Probabilmente qualche vecchietta annoiata alla finestra mi aveva già scorto e chiamato la polizia, prendendomi per una stalker o una serial killer. L'impressione che dovevo dare era quella: il cappotto blu era diventato nero a causa della pioggia torrenziale che aveva preso il posto del sole, ed i capelli umidi sotto il cappuccio imperlavano di gocce di acqua anche il mio viso.
Non so perché mi trovassi lì. Cioè, lo sapevo, ma non so quale subconscio totalmente irrazionale mi ci avesse condotta.
Quando ero entrata in libreria, per ripararmi dalla pioggia, ero ancora sana di mente. Nessuna idea folle, ero solo scocciata e infastidita da Harry e le sue manie di controllo. Avevo iniziato a girovagare tra gli scaffali, cercando di ritrovare un po' di quella pace mentale che solo i libri riuscivano a darmi. Avevo finito inesorabilmente nella sezione fantasy. Mi sentivo a casa, circondata dai miei libri preferiti, e un sorriso si era impossessato delle mie labbra, fino a pochi minuti prima contrite per l'irritazione.
Avevo sospirato, accarezzando piano le coste dei libri disposti in ordine sulle mensole, cercando qualcosa che ancora non avessi letto - un'impresa alquanto ardua. Insomma, pensavo di essere sana e salva tra quegli scaffali, ma non potevo essere più nel torto: un dizionario Kilngon-Inglese aveva catturato la mia attenzione come una calamita. Il Klingon, per chi non fosse esperto del genere, è la lingua parlata dalla omonima razza di alieni nell'universo di Star Trek.
A quel punto, la April ragionevole e sensata si era distaccata completamente, lasciando carta bianca ad una April folle e totalmente sconsiderata.

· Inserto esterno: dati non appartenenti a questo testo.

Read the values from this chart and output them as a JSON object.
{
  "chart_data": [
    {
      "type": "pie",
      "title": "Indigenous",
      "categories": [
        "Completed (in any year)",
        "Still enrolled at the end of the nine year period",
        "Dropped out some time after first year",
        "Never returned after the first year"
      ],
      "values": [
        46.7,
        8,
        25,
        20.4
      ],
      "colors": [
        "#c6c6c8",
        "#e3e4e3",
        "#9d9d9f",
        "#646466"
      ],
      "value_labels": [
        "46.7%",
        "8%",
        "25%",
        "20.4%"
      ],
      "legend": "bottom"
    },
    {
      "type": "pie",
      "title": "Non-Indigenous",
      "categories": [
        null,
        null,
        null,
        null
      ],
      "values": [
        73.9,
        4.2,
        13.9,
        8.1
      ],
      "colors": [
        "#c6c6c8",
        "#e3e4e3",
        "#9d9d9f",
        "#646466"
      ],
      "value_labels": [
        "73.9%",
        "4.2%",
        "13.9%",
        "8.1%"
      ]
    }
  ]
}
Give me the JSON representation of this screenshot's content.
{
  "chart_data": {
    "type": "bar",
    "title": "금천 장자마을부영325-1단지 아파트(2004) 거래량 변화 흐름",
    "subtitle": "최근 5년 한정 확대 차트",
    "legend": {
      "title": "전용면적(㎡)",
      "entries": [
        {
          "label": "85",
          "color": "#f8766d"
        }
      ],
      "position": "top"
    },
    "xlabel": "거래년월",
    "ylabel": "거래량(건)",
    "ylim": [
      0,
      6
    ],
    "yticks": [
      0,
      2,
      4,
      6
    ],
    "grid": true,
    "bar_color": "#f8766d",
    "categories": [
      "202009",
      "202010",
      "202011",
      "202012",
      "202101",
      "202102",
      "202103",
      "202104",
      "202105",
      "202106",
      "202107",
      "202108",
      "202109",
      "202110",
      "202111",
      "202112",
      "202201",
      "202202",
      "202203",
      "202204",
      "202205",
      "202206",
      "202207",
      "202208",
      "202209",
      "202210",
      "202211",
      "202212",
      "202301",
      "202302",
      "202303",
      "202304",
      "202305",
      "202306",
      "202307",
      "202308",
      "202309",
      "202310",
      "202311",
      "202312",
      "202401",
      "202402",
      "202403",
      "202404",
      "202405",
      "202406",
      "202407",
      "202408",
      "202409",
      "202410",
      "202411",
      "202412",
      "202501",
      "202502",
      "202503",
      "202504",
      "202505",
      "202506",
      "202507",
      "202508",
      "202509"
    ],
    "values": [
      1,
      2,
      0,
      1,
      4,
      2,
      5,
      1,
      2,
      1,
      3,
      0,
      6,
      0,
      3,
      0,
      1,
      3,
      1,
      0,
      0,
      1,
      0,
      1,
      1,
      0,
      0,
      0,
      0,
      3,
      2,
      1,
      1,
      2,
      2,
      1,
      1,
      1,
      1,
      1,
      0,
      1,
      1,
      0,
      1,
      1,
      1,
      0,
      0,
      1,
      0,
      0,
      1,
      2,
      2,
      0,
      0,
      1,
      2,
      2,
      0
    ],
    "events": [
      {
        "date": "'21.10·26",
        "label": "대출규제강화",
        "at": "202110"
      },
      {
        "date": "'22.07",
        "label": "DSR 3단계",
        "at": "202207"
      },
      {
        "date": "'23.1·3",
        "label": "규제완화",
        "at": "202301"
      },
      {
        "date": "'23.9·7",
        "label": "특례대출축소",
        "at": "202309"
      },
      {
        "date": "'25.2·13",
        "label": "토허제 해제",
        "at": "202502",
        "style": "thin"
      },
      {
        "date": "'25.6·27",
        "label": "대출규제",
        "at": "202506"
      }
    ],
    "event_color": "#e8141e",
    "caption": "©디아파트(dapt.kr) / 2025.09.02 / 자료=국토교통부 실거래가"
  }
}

Avevo preso il libro, ero andata a passi veloci alla cassa, avevo pagati senza nemmeno preoccuparmi del resto e PUF! nel giro di venti minuti e dopo essermi presa tutta l'acqua che il cielo di Londra aveva deciso di riservarmi quel sabato eccomi là, davanti a quella casa, davanti a quel portone.
Adesso giri i tacchi e te ne vai.
No, piantala di fare la codarda. Sei April cazzo- Vogel e lui è il tuo... lui è... lui è il tuo migliore amico, di cosa hai paura? Piantala di fare la bambina.
Non è giusto nei confronti di Harry, lo hai promesso.
Mi tirai una pacca in testa. Sì, se qualcuno mi stava fissando in quel momento non avrebbe pensato due volte prima di chiamare un'ambulanza e farmi rinchiudere in manicomio. Perché non c'era altra spiegazione, stavo letteralmente impazzendo.
Alzai gli occhi verso il cielo che, dopo essersi sfogato, aveva deciso di darmi una tregua, concedendomi un tramonto che sfumava dal rosa pallido all'arancione acceso.
Sospirai, trovando in quelle nuvole dai colori caldi, la forza per fare quei pochi passi che mi dividevano dalla porta di casa Malik.
Un ultimo sospiro, e bussai. Si sentivano risate e un vociare intenso provenire dalle finestre del salotto, mentre dei passi frettolosi raggiunsero presto l'uscio di casa.
"April? Che sorpresa, da quanto tempo che non ti si vede! Vieni entra, sei tutta bagnata!"
Sorrisi debolmente a Doniya, mentre cercavo di riappropriarmi delle mie stesse gambe che, seguendo il cervello, volevano fare dietro-front e scappare. Ogni cellula del mio corpo sembrava ribellarsi e voler fuggire da quella casa.
Peccato che il cuore sia più forte di ogni altro organo umano.